16 maio 2005

Julieta dos Espíritos - Fellini (1965)



Nota: 9

Não é fácil compreender todas as intenções de Fellini em Julieta dos Espíritos, todas os simbolismos que ele utiliza para contar sua história, mas, assim como outros trabalhos do diretor, é um filme bastante intenso, instigante e apaixonante. Giuletta Massina, esposa de Fellini, entrega uma interpretação magistral no papel da reprimida Julieta.

É impressionante sua capacidade de expressar toda as angústias da personagem apenas com o olhar. Mais uma vez Fellini mistura sonhos, delírios e memórias da infância, fazendo uma espécie de versão feminina de 8¹/², e, assim como em seu filme anterior, entrega uma obra-prima.
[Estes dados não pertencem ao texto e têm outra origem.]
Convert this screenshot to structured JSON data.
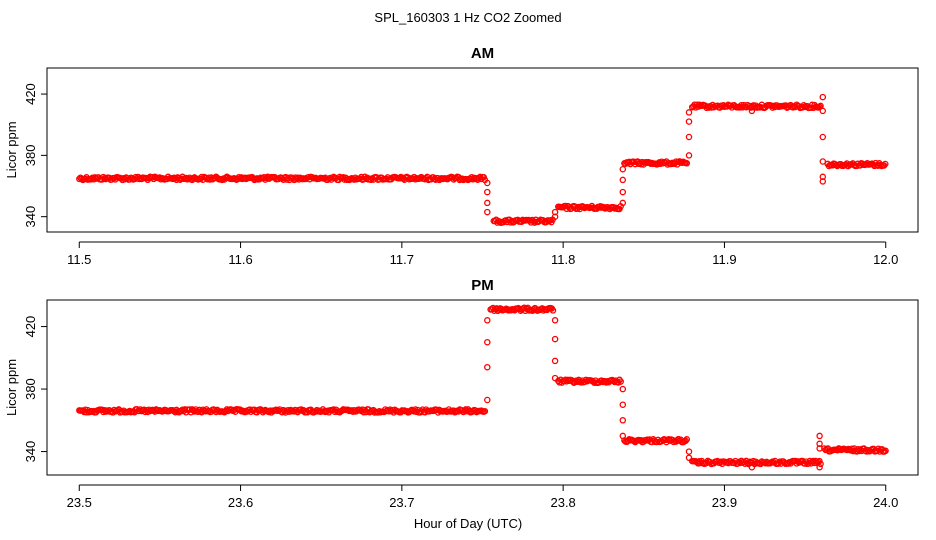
{
  "figure": {
    "title": "SPL_160303  1 Hz CO2 Zoomed",
    "xlabel": "Hour of Day (UTC)",
    "point_color": "#ff0000"
  },
  "chart_data": [
    {
      "type": "scatter",
      "title": "AM",
      "xlabel": "",
      "ylabel": "Licor ppm",
      "xlim": [
        11.5,
        12.0
      ],
      "ylim": [
        330,
        437
      ],
      "xticks": [
        "11.5",
        "11.6",
        "11.7",
        "11.8",
        "11.9",
        "12.0"
      ],
      "xtick_values": [
        11.5,
        11.6,
        11.7,
        11.8,
        11.9,
        12.0
      ],
      "yticks": [
        "340",
        "380",
        "420"
      ],
      "ytick_values": [
        340,
        380,
        420
      ],
      "grid": false,
      "segments": [
        {
          "x": [
            11.5,
            11.752
          ],
          "y": 365
        },
        {
          "x": [
            11.757,
            11.794
          ],
          "y": 337
        },
        {
          "x": [
            11.797,
            11.836
          ],
          "y": 346
        },
        {
          "x": [
            11.838,
            11.877
          ],
          "y": 375
        },
        {
          "x": [
            11.88,
            11.96
          ],
          "y": 412
        },
        {
          "x": [
            11.964,
            12.0
          ],
          "y": 374
        }
      ],
      "transitions": [
        {
          "x": 11.753,
          "y": [
            362,
            356,
            349,
            343
          ]
        },
        {
          "x": 11.795,
          "y": [
            340,
            343
          ]
        },
        {
          "x": 11.837,
          "y": [
            349,
            356,
            364,
            371
          ]
        },
        {
          "x": 11.878,
          "y": [
            380,
            392,
            402,
            408
          ]
        },
        {
          "x": 11.917,
          "y": [
            409
          ]
        },
        {
          "x": 11.961,
          "y": [
            418,
            409,
            392,
            376,
            366,
            363
          ]
        }
      ]
    },
    {
      "type": "scatter",
      "title": "PM",
      "xlabel": "Hour of Day (UTC)",
      "ylabel": "Licor ppm",
      "xlim": [
        23.5,
        24.0
      ],
      "ylim": [
        325,
        437
      ],
      "xticks": [
        "23.5",
        "23.6",
        "23.7",
        "23.8",
        "23.9",
        "24.0"
      ],
      "xtick_values": [
        23.5,
        23.6,
        23.7,
        23.8,
        23.9,
        24.0
      ],
      "yticks": [
        "340",
        "380",
        "420"
      ],
      "ytick_values": [
        340,
        380,
        420
      ],
      "grid": false,
      "segments": [
        {
          "x": [
            23.5,
            23.752
          ],
          "y": 366
        },
        {
          "x": [
            23.755,
            23.794
          ],
          "y": 431
        },
        {
          "x": [
            23.797,
            23.836
          ],
          "y": 385
        },
        {
          "x": [
            23.838,
            23.877
          ],
          "y": 347
        },
        {
          "x": [
            23.88,
            23.96
          ],
          "y": 333
        },
        {
          "x": [
            23.962,
            24.0
          ],
          "y": 341
        }
      ],
      "transitions": [
        {
          "x": 23.753,
          "y": [
            373,
            394,
            410,
            424
          ]
        },
        {
          "x": 23.795,
          "y": [
            424,
            412,
            398,
            387
          ]
        },
        {
          "x": 23.837,
          "y": [
            380,
            370,
            360,
            350
          ]
        },
        {
          "x": 23.878,
          "y": [
            340,
            336
          ]
        },
        {
          "x": 23.917,
          "y": [
            330
          ]
        },
        {
          "x": 23.959,
          "y": [
            330,
            342,
            350,
            345
          ]
        }
      ]
    }
  ]
}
Uma mostra do quanto o cinema do diretor é brilhante, fascinante e verdadeiramente autoral.

Fellini pincela misticismo e religião, mistura infidelidade e alucinações, brinca com crenças duvidosas ligadas a espíritos e adivinhadores do futuro.

Julieta leva uma vida aparentemente tranqüila, casada com um homem que lhe oferece todo o conforto, seu dia-a-dia é passear na praia e comandar as empregadas nos afazeres domésticos. Ela suspeita da infidelidade do marido, suas amigas e parentes adoram esses assuntos místicos e a levam a gurus além de fazerem sessões para invocar espíritos em sua casa. Nessa tumultuada vida social Julieta começa a ter alucinações, lembranças do passado atormentam sua cabeça.

O convívio com a vizinha Suzy traz todo esse mundo alucinógeno para dentro da realidade, a casa de Suzy é extravagante, sempre festiva, e o aspecto libertino de seu estilo de vida é outro ponto a ser acrescido na cabeça dessa mulher simples e caseira que mal sabe lidar com as incertezas da relação com o marido. Suzy é completamente desprovida de pudor, tem um tobogã com uma piscina no quarto e a poligamia como objetivo. Essa é a típica história, atípica, onde Fellini tem espaço para se deleitar e deixar sua mente voar.

Fellini, falando sobre Julieta dos Espíritos, disse: "Um filme sobre Giuletta e para Giuletta Masina". São evidentes, como lembrou o crítico Moniz Viana, as aproximações entre este filme com seu anterior: Oito e Meio(1962). Em Oito e Meio, ao longo das reminiscências pessoais que Fellini emprestou a Marcello ( vivido por Mastroianni), também um diretor de cinema que ultrapassa "a metade do caminho de sua vida", havia muitas infidelidades, revestida de nova importância porque já está encaminhando uma decisão, vem a ser suspeitada ou pressentida pela mulher, agora Giulietta.

É a crise que ela experimenta - contida no plano real, mas em alucinante disparada, no plano da imaginação - liga Giulietta a Otto e Mezzo: é a mesma situação vista de dois ângulos diferentes" (...) A técnica narrativa de Julieta é um prolongamento da empregada em Oito e Meio, avançando a câmara no rumo de uma vidente e deliberada extravagância, justificada pelo grande número de situações oníricas ou próximas do terreno do sonho, e estimulada pela cor - esta só usada pôr Fellini anteriormente uma vez (no episódio de Boccacio 70) e sem a liberdade, o delírio, quase o êxtase que o cineasta procurou exprimir nesta sua segunda e definitiva experiência. A cor felliniana é tão diversa, tão surpreendente, que houve quem suspeitasse de que o realizador agira sob o efeito do LSD".